Investigation of phase transitions of saturated phosphocholine lipid bilayers via molecular dynamics simulations.

Lipid bilayers play an important role in biological systems as they protect cells against unwanted chemicals and provide a barrier for material inside a cell from leaking out. In this paper, nearly 30 μs of molecular dynamics (MD) simulations were performed to investigate phase transitions of 1,2-dimyristoyl-sn-glycero-3-phosphocholine (DMPC) and 1,2-dipalmitoyl-sn-glycero-phosphocholine (DPPC) lipid bilayers from the liquid crystalline (Lα ) to the ripple (Pβ ) and to the gel phase (Lβ ).

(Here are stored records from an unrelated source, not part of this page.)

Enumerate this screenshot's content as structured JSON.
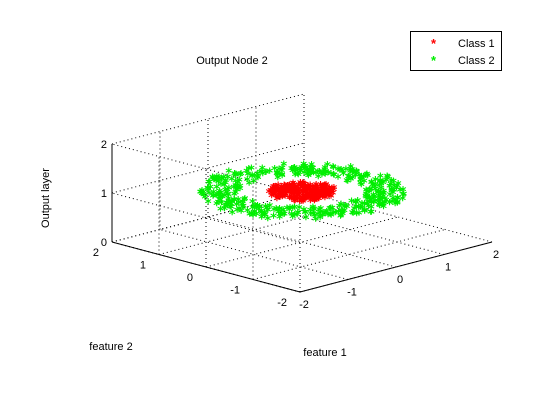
{
  "chart_data": {
    "type": "scatter3d",
    "title": "Output Node 2",
    "xlabel": "feature 1",
    "ylabel": "feature 2",
    "zlabel": "Output layer",
    "xlim": [
      -2,
      2
    ],
    "ylim": [
      -2,
      2
    ],
    "zlim": [
      0,
      2
    ],
    "xticks": [
      "-2",
      "-1",
      "0",
      "1",
      "2"
    ],
    "yticks": [
      "-2",
      "-1",
      "0",
      "1",
      "2"
    ],
    "zticks": [
      "0",
      "1",
      "2"
    ],
    "grid": true,
    "legend_position": "top-right",
    "marker": "*",
    "series": [
      {
        "name": "Class 1",
        "color": "#ff0000",
        "distribution": "disk",
        "count": 260,
        "radius_range": [
          0,
          0.5
        ],
        "z": 1
      },
      {
        "name": "Class 2",
        "color": "#00ee00",
        "distribution": "ring",
        "count": 420,
        "radius_range": [
          0.95,
          1.55
        ],
        "z": 1
      }
    ]
  }
}
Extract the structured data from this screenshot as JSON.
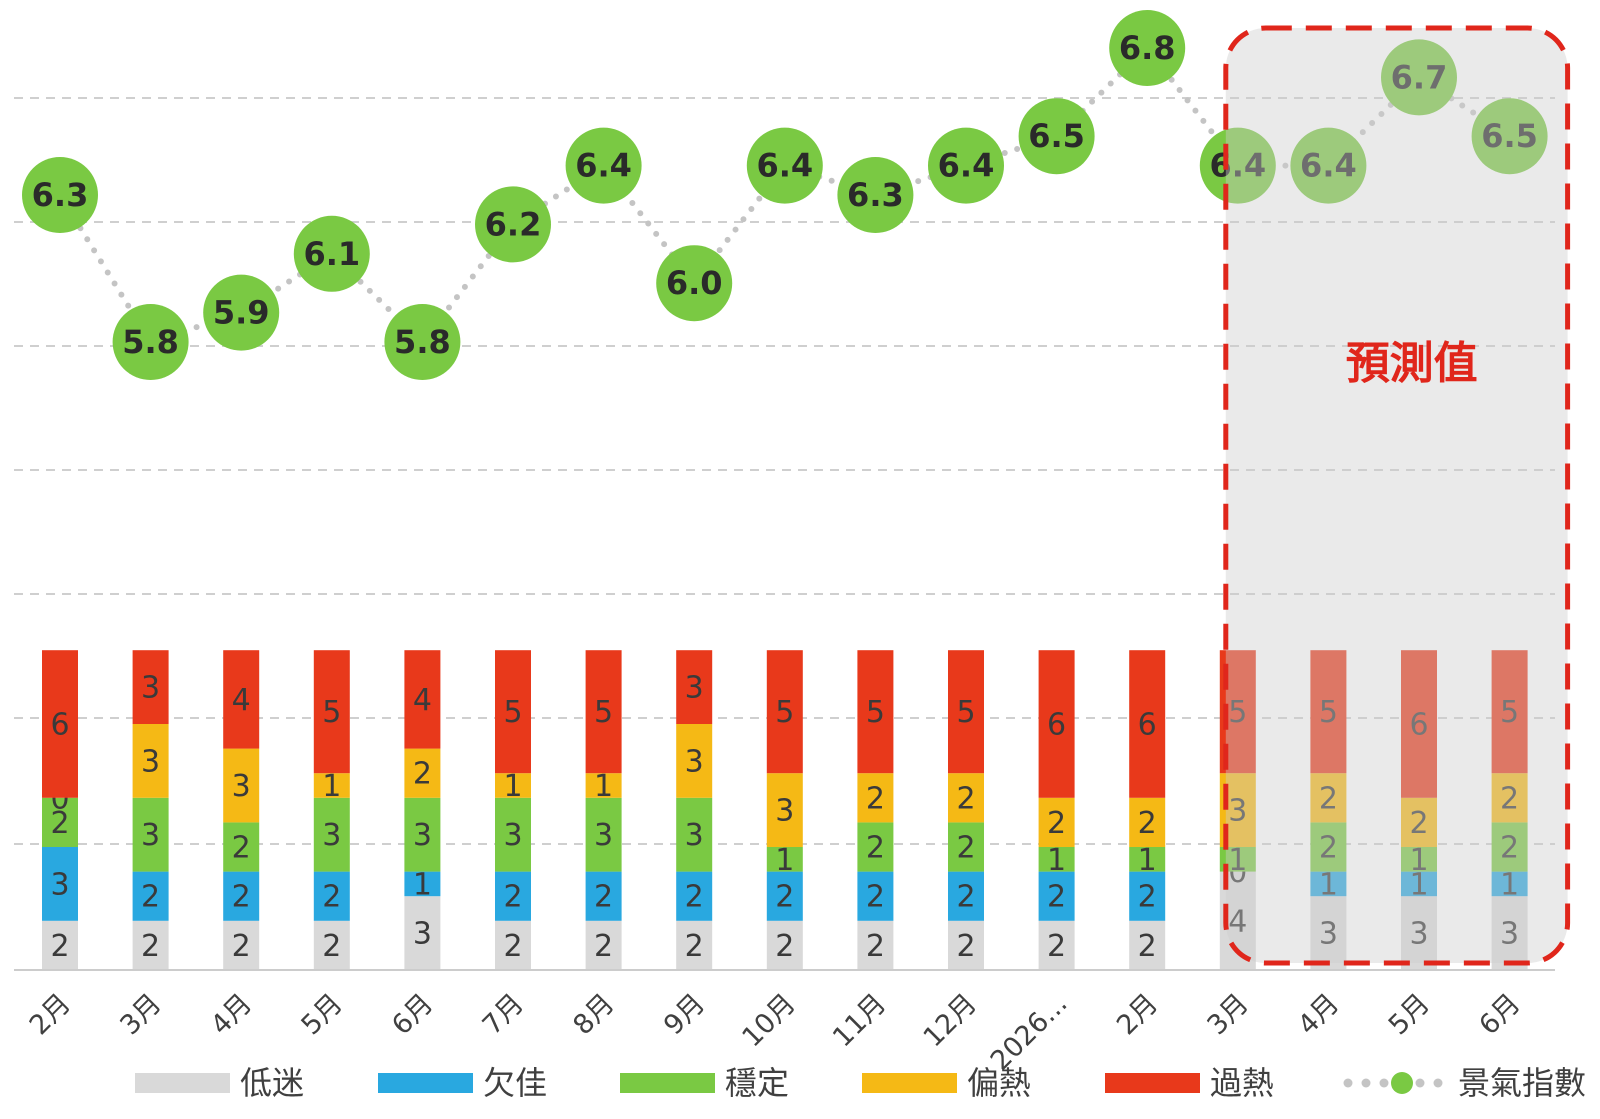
{
  "chart_data": {
    "type": "bar",
    "stacked": true,
    "categories": [
      "2月",
      "3月",
      "4月",
      "5月",
      "6月",
      "7月",
      "8月",
      "9月",
      "10月",
      "11月",
      "12月",
      "2026...",
      "2月",
      "3月",
      "4月",
      "5月",
      "6月"
    ],
    "series": [
      {
        "name": "低迷",
        "color": "#d9d9d9",
        "values": [
          2,
          2,
          2,
          2,
          3,
          2,
          2,
          2,
          2,
          2,
          2,
          2,
          2,
          4,
          3,
          3,
          3
        ]
      },
      {
        "name": "欠佳",
        "color": "#29a8e0",
        "values": [
          3,
          2,
          2,
          2,
          1,
          2,
          2,
          2,
          2,
          2,
          2,
          2,
          2,
          0,
          1,
          1,
          1
        ]
      },
      {
        "name": "穩定",
        "color": "#7ac943",
        "values": [
          2,
          3,
          2,
          3,
          3,
          3,
          3,
          3,
          1,
          2,
          2,
          1,
          1,
          1,
          2,
          1,
          2
        ]
      },
      {
        "name": "偏熱",
        "color": "#f5b915",
        "values": [
          0,
          3,
          3,
          1,
          2,
          1,
          1,
          3,
          3,
          2,
          2,
          2,
          2,
          3,
          2,
          2,
          2
        ]
      },
      {
        "name": "過熱",
        "color": "#e8391b",
        "values": [
          6,
          3,
          4,
          5,
          4,
          5,
          5,
          3,
          5,
          5,
          5,
          6,
          6,
          5,
          5,
          6,
          5
        ]
      }
    ],
    "hidden_segment_labels": [
      [
        0,
        5
      ]
    ],
    "index_series": {
      "name": "景氣指數",
      "color": "#7ac943",
      "values": [
        6.3,
        5.8,
        5.9,
        6.1,
        5.8,
        6.2,
        6.4,
        6.0,
        6.4,
        6.3,
        6.4,
        6.5,
        6.8,
        6.4,
        6.4,
        6.7,
        6.5
      ],
      "labels": [
        "6.3",
        "5.8",
        "5.9",
        "6.1",
        "5.8",
        "6.2",
        "6.4",
        "6.0",
        "6.4",
        "6.3",
        "6.4",
        "6.5",
        "6.8",
        "6.4",
        "6.4",
        "6.7",
        "6.5"
      ],
      "ylim": [
        2.95,
        7.05
      ]
    },
    "forecast": {
      "label": "預測值",
      "from_index": 13,
      "to_index": 16
    },
    "legend": [
      "低迷",
      "欠佳",
      "穩定",
      "偏熱",
      "過熱",
      "景氣指數"
    ],
    "legend_position": "bottom",
    "grid": true,
    "bar_ylim": [
      0,
      26
    ]
  }
}
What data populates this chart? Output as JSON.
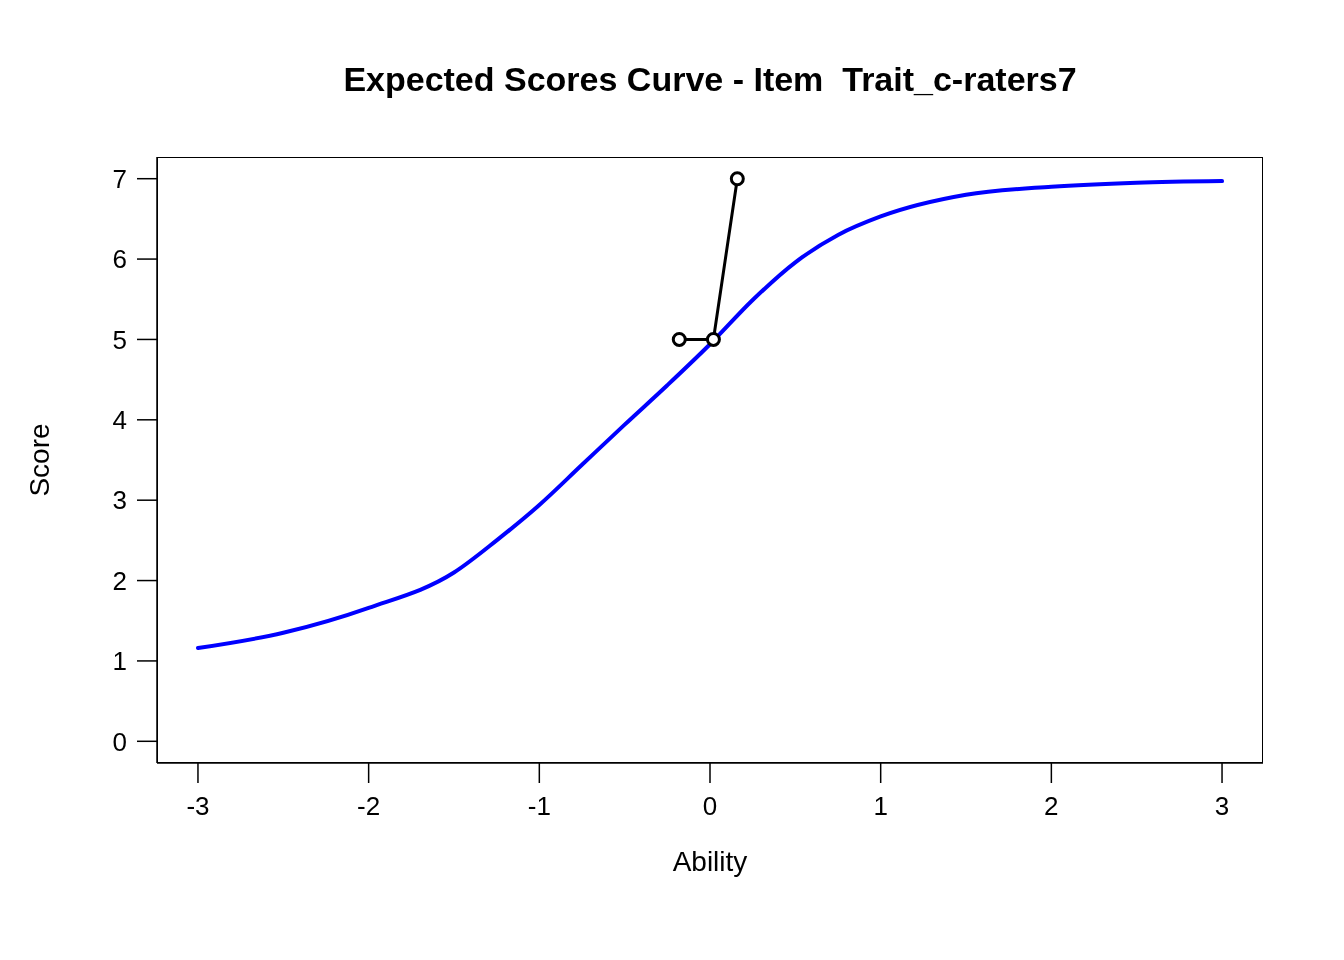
{
  "chart_data": {
    "type": "line",
    "title": "Expected Scores Curve - Item  Trait_c-raters7",
    "xlabel": "Ability",
    "ylabel": "Score",
    "xlim": [
      -3.24,
      3.24
    ],
    "ylim": [
      -0.27,
      7.27
    ],
    "xticks": [
      -3,
      -2,
      -1,
      0,
      1,
      2,
      3
    ],
    "yticks": [
      0,
      1,
      2,
      3,
      4,
      5,
      6,
      7
    ],
    "series": [
      {
        "color": "#0000ff",
        "marker": "none",
        "x": [
          -3,
          -2.5,
          -2,
          -1.5,
          -1.25,
          -1,
          -0.75,
          -0.5,
          -0.25,
          0,
          0.25,
          0.5,
          0.75,
          1,
          1.5,
          2,
          2.5,
          3
        ],
        "values": [
          1.16,
          1.35,
          1.66,
          2.1,
          2.5,
          2.94,
          3.44,
          3.94,
          4.43,
          4.94,
          5.49,
          5.96,
          6.3,
          6.53,
          6.8,
          6.9,
          6.95,
          6.97
        ]
      },
      {
        "color": "#000000",
        "marker": "circle",
        "x": [
          -0.18,
          0.02,
          0.16
        ],
        "values": [
          5,
          5,
          7
        ]
      }
    ]
  }
}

Our MD simulations accurately predict the main transition temperature for the single-component bilayers. A key focus of this work is to quantify the structure of the Pβ phase for DMPC and compare with measures from x-ray experiments. The Pβ major arm has similar structure to that of the Lβ , while the thinner minor arm has interdigitated chains and the transition region between these two regions has large chain splay and disorder. At lower temperatures, our MD simulations predict the formation of the Lβ phase with tilted fatty acid chains. The Pβ and Lβ phases are studied for mixtures of DMPC and DPPC and compare favorably with experiment. Overall, our MD simulations provide evidence for the relevancy of the CHARMM36 lipid force field for structures and add to our understanding of the less-defined Pβ phase.